By Marcy Gordon, Associated Press, Thursday, April 5, 2007;
The Securities and Exchange Commission yesterday approved a framework for changes to rules under the Sarbanes-Oxley anti-fraud law that would ease requirements for companies and the auditors who pore over their books.
The vote by the five SEC commissioners was unanimous in support of building more leeway into the rules, especially those being written by the independent board that oversees the accounting industry. The commissioners debated the changes, proposed by the SEC staff, at a public meeting at which differences were aired over a crucial part of the Sarbanes-Oxley Act. The law, enacted in 2002 in response to a number of corporate and accounting scandals, requires companies to assess the strength of their internal checks and balances to guard against fraud. The proposed changes are intended "to eliminate waste and duplication," the SEC said. "These needed improvements in the Sarbanes-Oxley process are especially urgent for smaller companies," SEC Chairman Christopher Cox said.
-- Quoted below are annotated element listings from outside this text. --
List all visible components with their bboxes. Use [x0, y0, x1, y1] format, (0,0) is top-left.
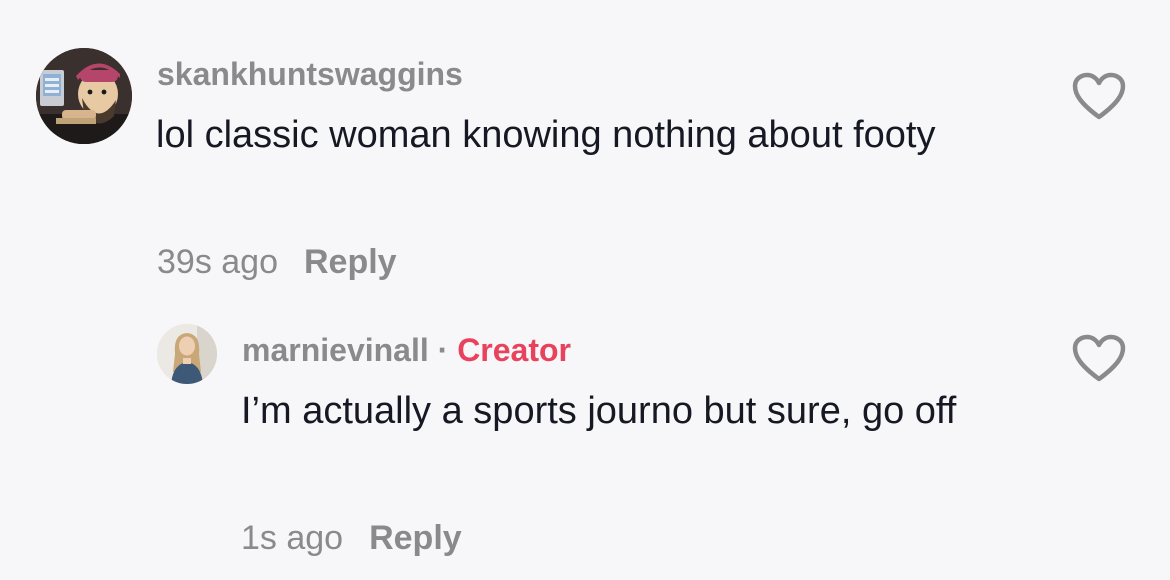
reply-timestamp: 1s ago [241, 519, 344, 557]
heart-outline-icon [1072, 72, 1126, 120]
comment-text: lol classic woman knowing nothing about … [156, 114, 936, 156]
avatar-image [36, 48, 132, 144]
avatar-image [157, 324, 217, 384]
like-button[interactable] [1072, 72, 1126, 122]
reply-button[interactable]: Reply [369, 519, 462, 557]
comment-meta: 39s ago Reply [157, 243, 397, 282]
creator-badge: Creator [457, 332, 571, 368]
avatar[interactable] [157, 324, 217, 384]
like-button[interactable] [1072, 334, 1126, 384]
comment-timestamp: 39s ago [157, 243, 278, 281]
separator-dot: · [437, 332, 449, 368]
reply-button[interactable]: Reply [304, 243, 397, 281]
reply-username-row: marnievinall · Creator [242, 332, 571, 369]
heart-outline-icon [1072, 334, 1126, 382]
reply-username[interactable]: marnievinall [242, 332, 429, 368]
reply-text: I’m actually a sports journo but sure, g… [241, 390, 957, 432]
comment-username[interactable]: skankhuntswaggins [157, 56, 463, 93]
avatar[interactable] [36, 48, 132, 144]
reply-meta: 1s ago Reply [241, 519, 462, 558]
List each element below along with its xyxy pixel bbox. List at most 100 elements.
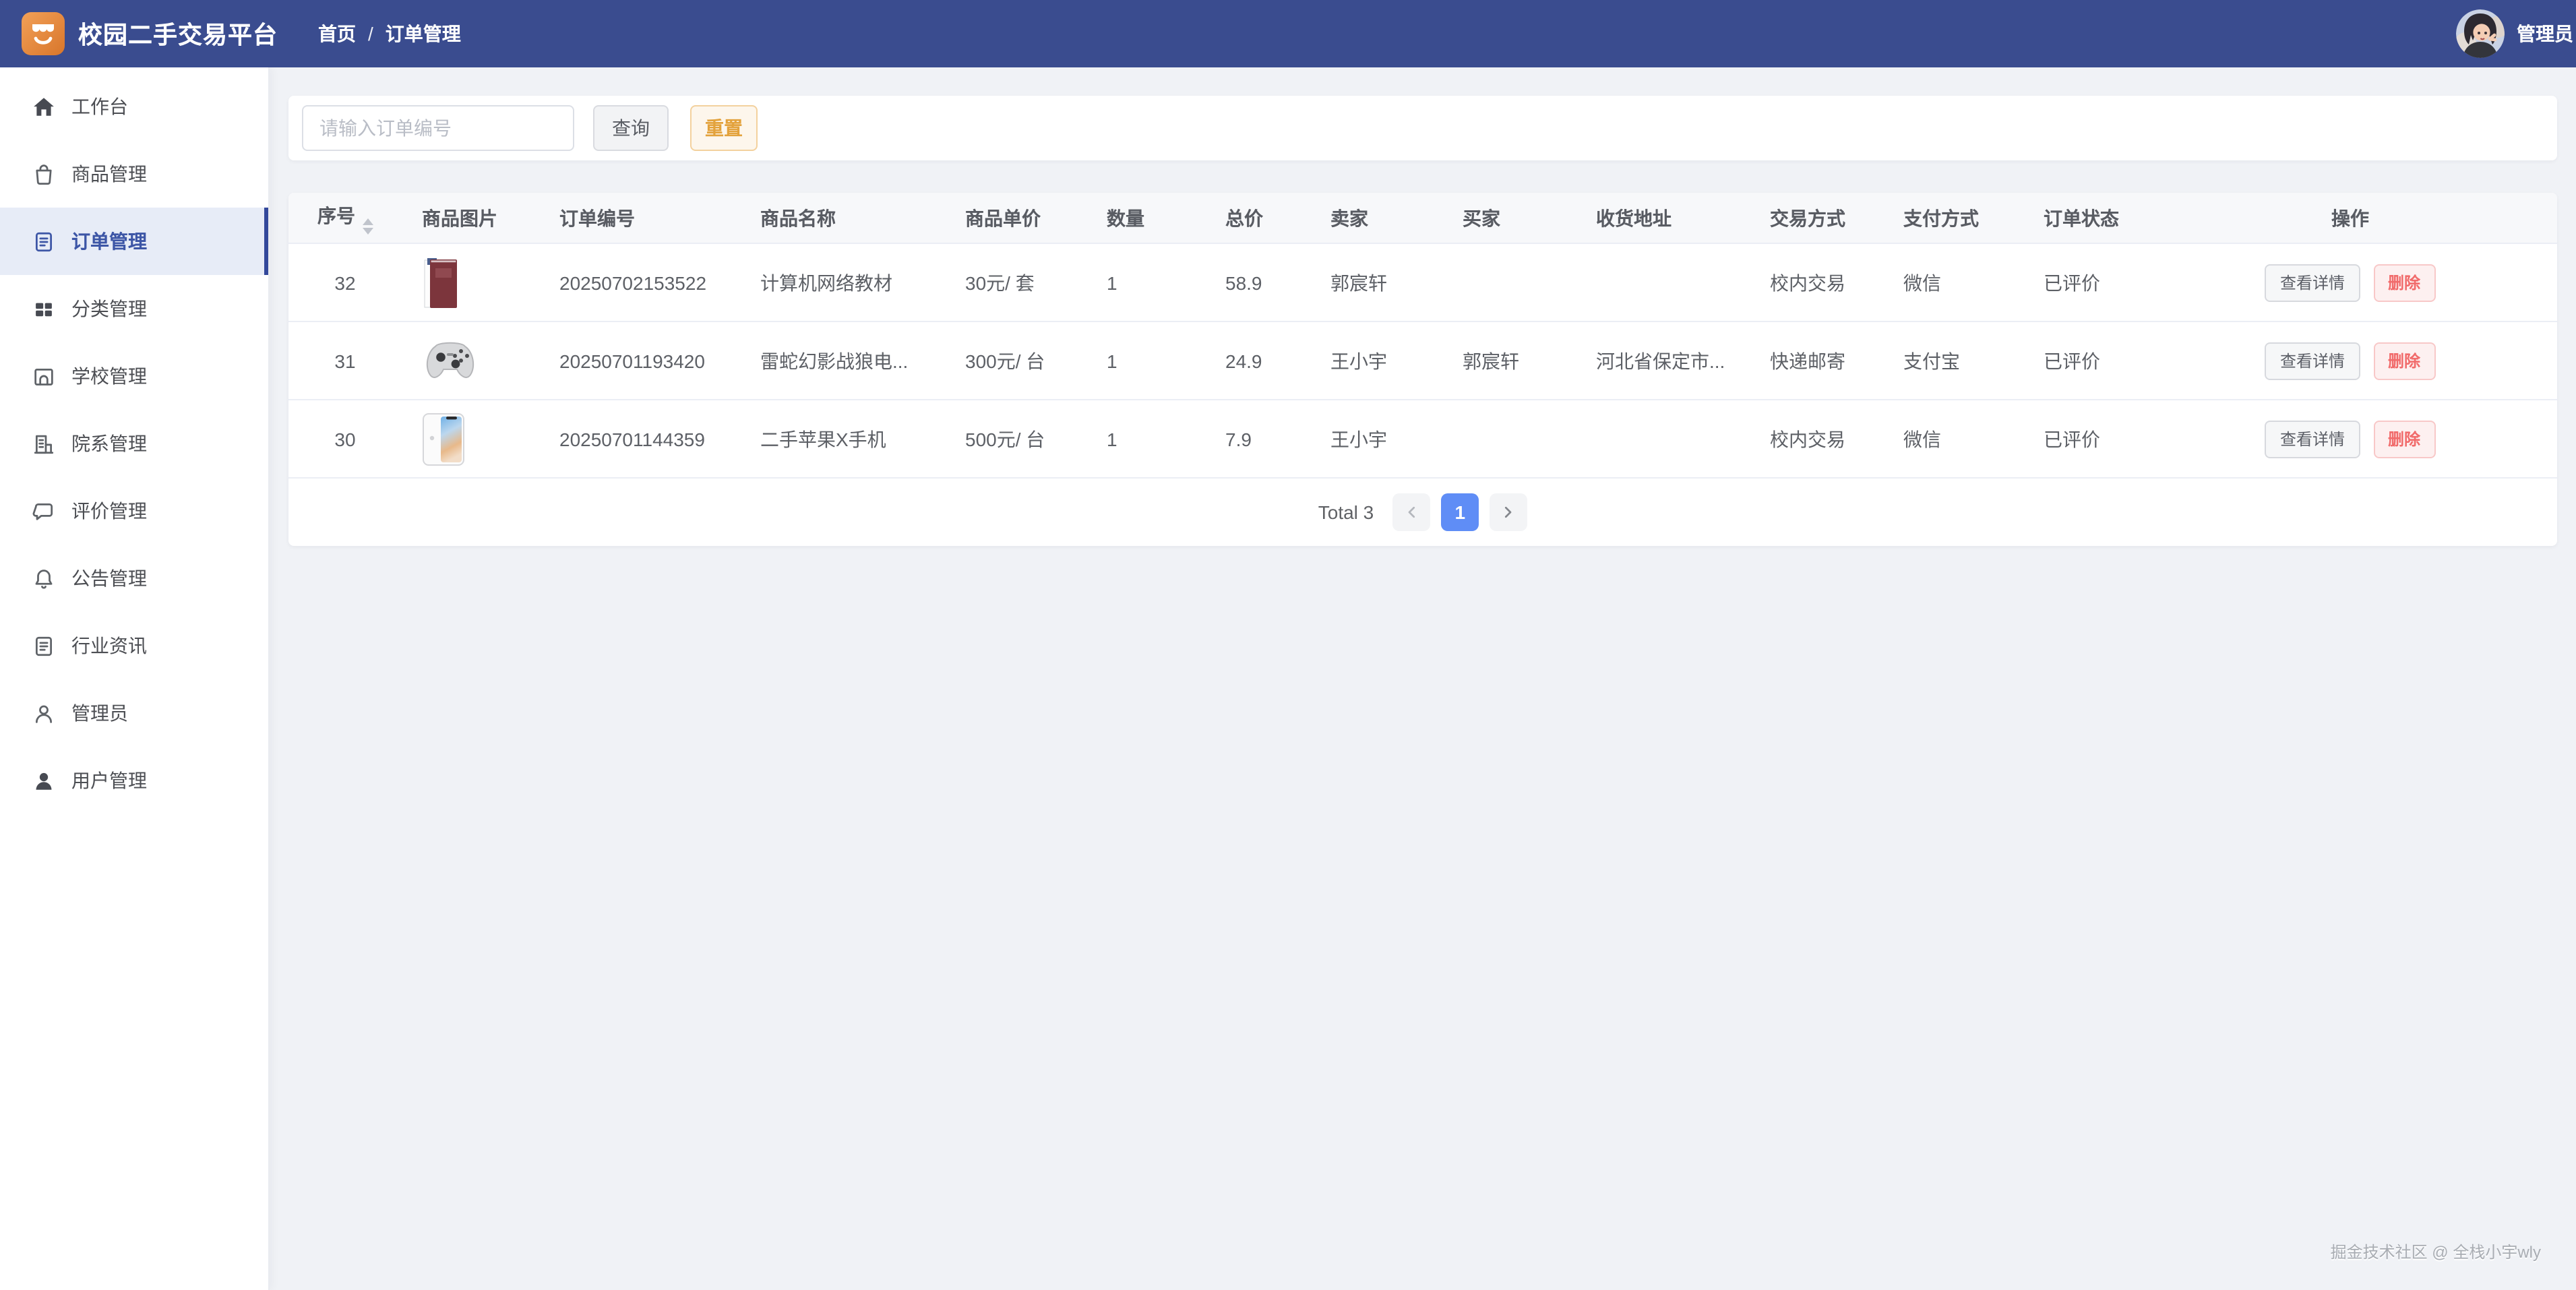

The framework calls for greater use of an approach based on principles rather than ironclad rules, which is in line with a recommendation of a private-sector group that has been pushing for eased business regulations.
The SEC and the Public Company Accounting Oversight Board have worked for several months to resolve differences over the rules. Some experts and investor advocates complain that the SEC is strong-arming the board to weaken regulatory standards.
Officials of the SEC and the accounting board say they are striking a balance between protecting investors and reducing the financial record-keeping required of companies. The SEC and the oversight board want final rules in place by June so they would apply to audits of all 2007 statements.